Developers: APIs are crucial to business, but tough to get right
A survey of API developers claims security, customer satisfaction, and speed of deployment are among the biggest challenges
APIs matter, big time, and not offering an API deprives your software or service of a crucial audience. But it’s tough to get an API right because of unintegrated tooling, security issues, and the difficulty of iterating and resolving problems quickly.
These and other insights are part of the “State of API Survey Report 2016” issued this week by API testing and tooling company Smartbear. Assembled from surveys of more than 2,300 developers in 104 countries, the report looked at four major categories: technology and tools, development and delivery, quality and performance, and consumption and usage.
Mobile matters, as does security
The conventional wisdom about APIs is that they’re mainly Web and mobile powered, and that view holds up. Of those surveyed, 86 percent reported that their APIs supported Web experiences, with 64 percent supporting mobile.
But the widely ballyhooed Internet of things was much further down the list at 20 percent, after desktop (40 percent) and automation (39 percent). One possible explanation is that mobile and desktop deliver immediate and proven value, while IoT remains better in theory than in practice.
But expectations for the importance of IoT in APIs remain high, with 44.4 percent of respondents claiming IoT would be a future driver for the API industry. Nonetheless, the top slot belonged to mobile, at 54.1 percent.
The biggest challenges cited for developing APIs echo those in software development generally: security (41 percent) and easier tool integration (39 percent).

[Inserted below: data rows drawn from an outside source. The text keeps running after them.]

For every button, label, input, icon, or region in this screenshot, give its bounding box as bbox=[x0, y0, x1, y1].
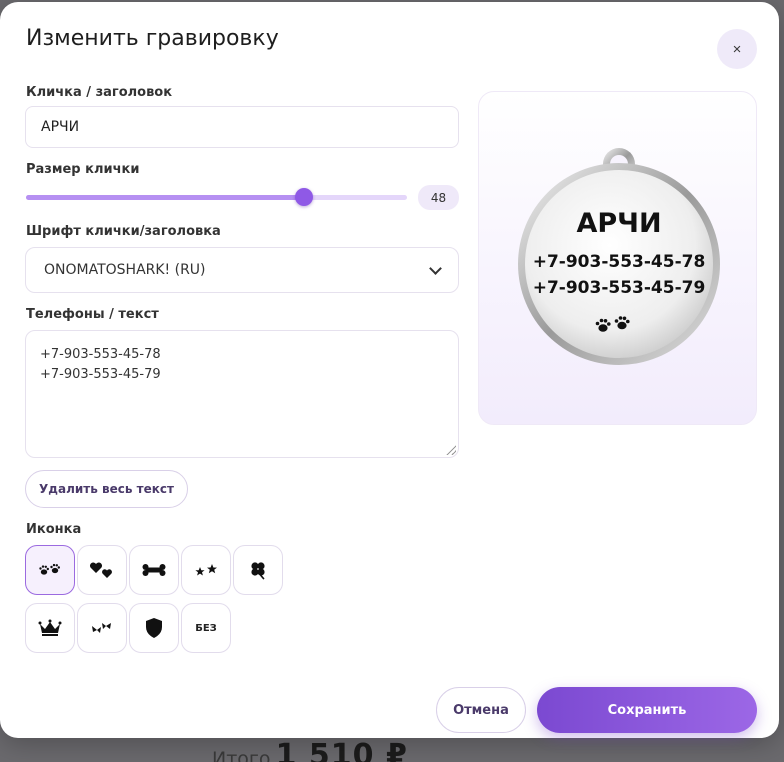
clover-icon bbox=[251, 562, 265, 580]
engraving-dialog: Изменить гравировку × Кличка / заголовок… bbox=[0, 2, 779, 738]
icon-option-paws[interactable] bbox=[25, 545, 75, 595]
size-slider-fill bbox=[26, 195, 305, 200]
size-value-badge: 48 bbox=[418, 185, 459, 210]
font-select-value: ONOMATOSHARK! (RU) bbox=[44, 262, 206, 278]
paws-icon bbox=[39, 563, 60, 575]
chevron-down-icon bbox=[429, 261, 442, 275]
crown-icon bbox=[38, 619, 62, 636]
tag-phone-line-1: +7-903-553-45-78 bbox=[533, 252, 706, 272]
icon-option-butterflies[interactable] bbox=[77, 603, 127, 653]
stars-icon bbox=[195, 564, 217, 576]
clear-text-button[interactable]: Удалить весь текст bbox=[25, 470, 188, 508]
total-label: Итого bbox=[212, 748, 271, 762]
phones-line-1: +7-903-553-45-78 bbox=[40, 347, 161, 362]
icon-option-none[interactable]: БЕЗ bbox=[181, 603, 231, 653]
phones-line-2: +7-903-553-45-79 bbox=[40, 367, 161, 382]
pet-tag-preview: АРЧИ +7-903-553-45-78 +7-903-553-45-79 bbox=[518, 148, 720, 365]
tag-name-text: АРЧИ bbox=[576, 208, 661, 239]
name-input[interactable] bbox=[25, 106, 459, 148]
icon-option-crown[interactable] bbox=[25, 603, 75, 653]
close-icon: × bbox=[732, 40, 742, 58]
icon-option-stars[interactable] bbox=[181, 545, 231, 595]
butterflies-icon bbox=[92, 623, 111, 633]
bone-icon bbox=[142, 564, 166, 576]
order-total: Итого 1 510 ₽ bbox=[212, 738, 408, 762]
phones-label: Телефоны / текст bbox=[26, 307, 159, 322]
icon-option-clover[interactable] bbox=[233, 545, 283, 595]
close-button[interactable]: × bbox=[717, 29, 757, 69]
name-label: Кличка / заголовок bbox=[26, 85, 173, 100]
size-slider[interactable] bbox=[26, 188, 407, 206]
total-amount: 1 510 ₽ bbox=[275, 738, 408, 762]
icon-option-hearts[interactable] bbox=[77, 545, 127, 595]
font-select[interactable]: ONOMATOSHARK! (RU) bbox=[25, 247, 459, 293]
size-slider-thumb[interactable] bbox=[295, 188, 314, 206]
cancel-button[interactable]: Отмена bbox=[436, 687, 526, 733]
dialog-title: Изменить гравировку bbox=[26, 26, 279, 51]
phones-textarea[interactable]: +7-903-553-45-78 +7-903-553-45-79 bbox=[25, 330, 459, 458]
shield-icon bbox=[146, 618, 162, 638]
tag-phone-line-2: +7-903-553-45-79 bbox=[533, 278, 706, 298]
icon-option-shield[interactable] bbox=[129, 603, 179, 653]
engraving-preview: АРЧИ +7-903-553-45-78 +7-903-553-45-79 bbox=[478, 91, 757, 425]
icon-option-bone[interactable] bbox=[129, 545, 179, 595]
font-label: Шрифт клички/заголовка bbox=[26, 224, 221, 239]
none-option-label: БЕЗ bbox=[195, 622, 217, 634]
size-label: Размер клички bbox=[26, 162, 140, 177]
resize-grip-icon[interactable] bbox=[446, 445, 456, 455]
save-button[interactable]: Сохранить bbox=[537, 687, 757, 733]
icon-label: Иконка bbox=[26, 522, 82, 537]
hearts-icon bbox=[89, 562, 112, 578]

The former comes as no surprise, what with insecure APIs showing up in everything from Dropbox to the Nissan Leaf.
Standardization, in third place at 25 percent, might get a boost thanks to the Swagger specification becoming the OAI (Open API Initiative) and opening up via the Linux Foundation. Interestingly, one of the key selling points of the OAI, discoverability of APIs, ranked quite low in the survey (11 percent) as a perceived challenge to API developers.